Peroxisome Proliferator-Activated Receptor gamma (PPARg) is a Regulator of Colorectal Cancer Cell Growth and Differentiation

Abstract

Peroxisome prolferator-activated receptor g (PPARg) is a member of the nuclear hormone receptor superfamily and is ligand activated by polyunsaturated fatty acids, certain arachadonic acid metabolites, and class of synthetic compounds with insulin sensitizing activity known as thiazoidinediones. PPARg is strongly expressed in the post-mitotic epithelial compartment of the normal human large intestine. Exposure of a panel of human colorectal cancer cell lines to PPARg agonists leads to a decrease in cell growth that is associated with a partial G1 arrest and increased levels of the cyclin dependent kinase inhibitor p21. A subset of these cells lines were resistant to the growth inhibitory effects of PPARg ligands. All four of the resistant lines contained a point mutation at codon 422 of the ligand binding domain of PPARg. Further studies suggested this mutation leads to a loss of functional PPARg due to a defect in the ability of the receptor to repress the transcrption of some target genes in the absence of exogneous ligand. Microrray technology was used to understand the genomic response of intestinal epithelial cells exposed to PPARg agonists. PPARg selective target genes included proteins linked to regulation of cell growth, colon epithelial cell maturation, and immune modulation.
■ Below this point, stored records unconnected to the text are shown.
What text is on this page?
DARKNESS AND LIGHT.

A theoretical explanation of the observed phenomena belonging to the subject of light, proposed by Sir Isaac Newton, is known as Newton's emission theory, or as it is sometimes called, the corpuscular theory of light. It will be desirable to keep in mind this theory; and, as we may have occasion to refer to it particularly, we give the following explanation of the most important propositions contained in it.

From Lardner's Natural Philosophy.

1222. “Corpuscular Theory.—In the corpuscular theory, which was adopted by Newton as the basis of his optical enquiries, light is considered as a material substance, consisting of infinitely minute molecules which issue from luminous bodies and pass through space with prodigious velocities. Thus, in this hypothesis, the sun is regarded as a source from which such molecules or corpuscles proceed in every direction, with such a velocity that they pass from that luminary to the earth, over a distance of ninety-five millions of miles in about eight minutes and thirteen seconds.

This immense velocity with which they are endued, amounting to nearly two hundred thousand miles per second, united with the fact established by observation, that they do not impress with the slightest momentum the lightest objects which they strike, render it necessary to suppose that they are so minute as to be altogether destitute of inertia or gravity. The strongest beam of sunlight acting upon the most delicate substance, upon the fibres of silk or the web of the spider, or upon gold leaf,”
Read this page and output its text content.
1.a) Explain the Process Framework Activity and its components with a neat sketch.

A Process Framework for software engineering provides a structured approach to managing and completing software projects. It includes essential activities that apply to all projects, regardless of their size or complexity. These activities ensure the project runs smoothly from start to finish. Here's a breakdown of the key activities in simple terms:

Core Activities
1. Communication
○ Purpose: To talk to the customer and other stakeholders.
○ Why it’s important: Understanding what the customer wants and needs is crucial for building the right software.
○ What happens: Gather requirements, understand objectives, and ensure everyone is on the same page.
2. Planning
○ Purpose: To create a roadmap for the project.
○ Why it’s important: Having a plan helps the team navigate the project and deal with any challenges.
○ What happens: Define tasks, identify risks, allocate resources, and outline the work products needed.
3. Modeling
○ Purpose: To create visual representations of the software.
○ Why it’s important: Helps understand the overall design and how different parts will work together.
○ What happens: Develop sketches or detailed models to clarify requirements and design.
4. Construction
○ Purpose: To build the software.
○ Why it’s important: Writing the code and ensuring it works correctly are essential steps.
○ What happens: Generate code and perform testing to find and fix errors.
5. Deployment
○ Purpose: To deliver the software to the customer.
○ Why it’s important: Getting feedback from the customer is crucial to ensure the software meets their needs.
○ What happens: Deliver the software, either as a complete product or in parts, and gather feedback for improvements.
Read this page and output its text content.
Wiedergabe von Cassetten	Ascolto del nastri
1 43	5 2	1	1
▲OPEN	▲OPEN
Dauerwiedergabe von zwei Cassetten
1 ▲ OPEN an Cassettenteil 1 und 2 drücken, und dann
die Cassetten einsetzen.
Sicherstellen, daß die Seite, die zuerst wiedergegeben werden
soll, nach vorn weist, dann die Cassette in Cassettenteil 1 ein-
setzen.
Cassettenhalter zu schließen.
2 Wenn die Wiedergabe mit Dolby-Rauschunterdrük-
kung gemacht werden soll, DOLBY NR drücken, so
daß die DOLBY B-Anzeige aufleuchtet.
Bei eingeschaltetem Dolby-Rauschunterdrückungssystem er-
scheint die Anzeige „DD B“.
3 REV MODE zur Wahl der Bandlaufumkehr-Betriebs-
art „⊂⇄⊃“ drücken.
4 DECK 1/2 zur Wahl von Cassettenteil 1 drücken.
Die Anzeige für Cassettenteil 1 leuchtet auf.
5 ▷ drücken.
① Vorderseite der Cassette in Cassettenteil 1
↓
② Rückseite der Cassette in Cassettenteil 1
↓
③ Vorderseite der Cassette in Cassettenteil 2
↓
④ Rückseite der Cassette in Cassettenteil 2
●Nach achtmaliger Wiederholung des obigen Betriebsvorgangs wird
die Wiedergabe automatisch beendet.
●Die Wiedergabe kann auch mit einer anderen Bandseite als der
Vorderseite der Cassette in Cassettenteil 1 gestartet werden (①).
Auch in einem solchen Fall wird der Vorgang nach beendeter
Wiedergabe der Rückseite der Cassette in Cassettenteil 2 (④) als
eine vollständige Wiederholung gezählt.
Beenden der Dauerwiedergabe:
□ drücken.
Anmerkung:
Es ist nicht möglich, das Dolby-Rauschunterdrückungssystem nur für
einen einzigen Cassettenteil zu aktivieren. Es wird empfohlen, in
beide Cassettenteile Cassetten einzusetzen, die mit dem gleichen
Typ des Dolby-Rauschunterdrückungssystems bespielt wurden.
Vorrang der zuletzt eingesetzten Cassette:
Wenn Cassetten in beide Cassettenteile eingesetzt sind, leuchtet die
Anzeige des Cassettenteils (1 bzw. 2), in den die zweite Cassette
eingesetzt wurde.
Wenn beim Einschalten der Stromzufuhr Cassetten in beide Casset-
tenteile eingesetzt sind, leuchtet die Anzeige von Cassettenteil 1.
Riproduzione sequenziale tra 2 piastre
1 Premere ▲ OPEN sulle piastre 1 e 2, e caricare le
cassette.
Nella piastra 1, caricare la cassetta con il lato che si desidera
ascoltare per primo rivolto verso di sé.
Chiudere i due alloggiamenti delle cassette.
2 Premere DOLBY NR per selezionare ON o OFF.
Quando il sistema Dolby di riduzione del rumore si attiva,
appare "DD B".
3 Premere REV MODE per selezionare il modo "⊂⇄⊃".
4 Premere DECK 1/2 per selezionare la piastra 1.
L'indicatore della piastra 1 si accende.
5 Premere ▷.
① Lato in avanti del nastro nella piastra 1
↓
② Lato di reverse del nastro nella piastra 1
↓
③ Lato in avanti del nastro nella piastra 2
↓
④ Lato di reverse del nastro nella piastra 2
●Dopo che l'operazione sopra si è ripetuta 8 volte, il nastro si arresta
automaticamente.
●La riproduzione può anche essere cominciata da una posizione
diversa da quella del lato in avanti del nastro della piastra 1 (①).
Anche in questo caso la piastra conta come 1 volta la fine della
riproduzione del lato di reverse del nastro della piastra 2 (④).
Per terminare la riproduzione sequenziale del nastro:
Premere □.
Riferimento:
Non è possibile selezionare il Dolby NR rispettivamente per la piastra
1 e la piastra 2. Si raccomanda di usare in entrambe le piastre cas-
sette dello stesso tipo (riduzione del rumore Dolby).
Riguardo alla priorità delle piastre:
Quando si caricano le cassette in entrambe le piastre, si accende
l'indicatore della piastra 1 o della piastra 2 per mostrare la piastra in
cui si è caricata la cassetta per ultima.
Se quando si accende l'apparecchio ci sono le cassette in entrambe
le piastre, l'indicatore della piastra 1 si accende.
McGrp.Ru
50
One of these genes, Transforming Growth Factor b Clone-22 (TSC-22), is a leucine zipper containing transcription factor that is capable of repressing gene transcription. Inhibition of TSC-22 using a dominant-negative construct partially blocked the ability of PPARg to induce growth arrest. In summary, these studies collective demonstrate that PPARg is a regulator of colorectal cancer cell growth and differentiation.